Efficiency leads to equity

A final philosophical note to add, before we examine specific contributions, is that the project's work must be seen in the context of the sometimes-competing concepts of "efficiency" and "equity." The project's emphasis on efficiency -- its focus on maximizing the cost-effectiveness of health care spending -- should not be viewed as some cold-hearted accounting exercise. Rather, it was a means to an end, adopted specifically as a way of making the system more equitable.

There are two ways of assisting the poor through public spending. One way is to concentrate on the "distributional" issues -- for example, by creating programs that target "the poorest of the poor." Another means is to focus on the "production" issues -- in this case, that meant retooling the health system so it became capable of producing higher levels of health across all segments of society.
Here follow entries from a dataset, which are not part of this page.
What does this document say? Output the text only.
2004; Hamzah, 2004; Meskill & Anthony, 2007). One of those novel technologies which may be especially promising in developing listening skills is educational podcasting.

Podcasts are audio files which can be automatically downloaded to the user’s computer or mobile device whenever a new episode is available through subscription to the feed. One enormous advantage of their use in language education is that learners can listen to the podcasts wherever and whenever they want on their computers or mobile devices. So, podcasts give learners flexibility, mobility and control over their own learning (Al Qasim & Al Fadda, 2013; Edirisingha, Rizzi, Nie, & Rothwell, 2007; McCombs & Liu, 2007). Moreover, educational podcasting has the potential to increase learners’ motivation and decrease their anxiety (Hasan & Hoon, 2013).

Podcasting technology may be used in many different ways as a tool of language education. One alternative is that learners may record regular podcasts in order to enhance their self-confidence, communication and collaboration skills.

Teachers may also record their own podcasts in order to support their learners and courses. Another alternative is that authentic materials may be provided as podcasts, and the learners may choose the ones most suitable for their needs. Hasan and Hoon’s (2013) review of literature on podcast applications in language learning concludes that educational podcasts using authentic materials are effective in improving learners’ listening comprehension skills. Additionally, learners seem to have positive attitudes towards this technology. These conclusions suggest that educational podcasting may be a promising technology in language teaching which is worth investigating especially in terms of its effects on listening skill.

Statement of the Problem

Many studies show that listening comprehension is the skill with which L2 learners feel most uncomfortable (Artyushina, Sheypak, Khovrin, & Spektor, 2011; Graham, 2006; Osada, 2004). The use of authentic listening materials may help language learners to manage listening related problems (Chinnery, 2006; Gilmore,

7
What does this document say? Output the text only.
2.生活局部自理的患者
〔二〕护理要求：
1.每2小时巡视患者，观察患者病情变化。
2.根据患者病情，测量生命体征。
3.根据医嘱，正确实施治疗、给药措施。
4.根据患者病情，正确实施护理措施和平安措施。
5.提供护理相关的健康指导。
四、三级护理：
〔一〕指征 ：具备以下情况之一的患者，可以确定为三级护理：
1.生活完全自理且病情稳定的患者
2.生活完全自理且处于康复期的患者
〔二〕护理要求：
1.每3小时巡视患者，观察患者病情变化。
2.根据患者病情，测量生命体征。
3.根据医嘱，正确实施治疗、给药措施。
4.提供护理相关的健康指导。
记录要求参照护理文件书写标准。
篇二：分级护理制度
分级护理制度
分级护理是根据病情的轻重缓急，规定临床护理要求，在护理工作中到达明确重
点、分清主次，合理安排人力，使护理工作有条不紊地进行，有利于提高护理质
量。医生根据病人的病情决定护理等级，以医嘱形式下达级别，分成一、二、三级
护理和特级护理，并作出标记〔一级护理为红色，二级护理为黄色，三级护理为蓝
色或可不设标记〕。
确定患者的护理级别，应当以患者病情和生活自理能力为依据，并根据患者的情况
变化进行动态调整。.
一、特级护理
In other words, the reforms aimed to buttress the "universal" nature of this social benefit. Taking this approach made eminent sense in a situation -- such as existed in Rufiji and Morogoro -- where an inefficient health system produced consistently poor results and where most people were uniformly poor. Now, all citizens can go to the local clinic with a reasonable expectation of getting appropriate treatment for the most important population health problems. In reality, though, the biggest impact of increasing the efficiency of these universal health services is on the poor. This is because, in a country where the majority of people are poor, a minimum package of essential interventions addressing the diseases that account for the largest segments of the burden of disease will by definition benefit the poor. It is the poor who suffer the most from these diseases (such as malaria), so it is the poor who have the most to gain. Conversely, since the diseases that disproportionately affect the rich (such as cancer) did not appear as significant in burden of disease statistics, those diseases did not absorb significant resources within those intervention packages. Therefore, one effective consequence of such an approach is a transfer of public health care resources from the rich, who can afford private health care, to the poor, who rely exclusively on the public system.

Still, there is a small minority of rural poor that has not been positively affected by health care changes in Rufiji and Morogoro. Now that it has been demonstrated that "health production" issues can be effectively addressed, policymakers in Tanzania may well want to return to unfinished business and consider adopting a much more deliberate focus on equity -- that is, to pay "the equity premium" to widen the distribution of health care to those who still have not benefited from the ongoing health reforms. Our use of that phrase "the equity premium" acknowledges the reality that reaching the most marginal or remote subset of the population will not likely be accomplished in a "cost-effective" manner. Reaching this difficult-to-reach subset (let's assume it comprises 10% of the population) may cost as much as extending effective health services from 30% to 80% of the population. The extra cost does not change the fact, however, that achieving greater equity in the distribution of health care benefits is a desirable social goal that may be worth the additional expense. Pursuit of such a goal will be more effective when added to a system that has corrected its gross inefficiencies.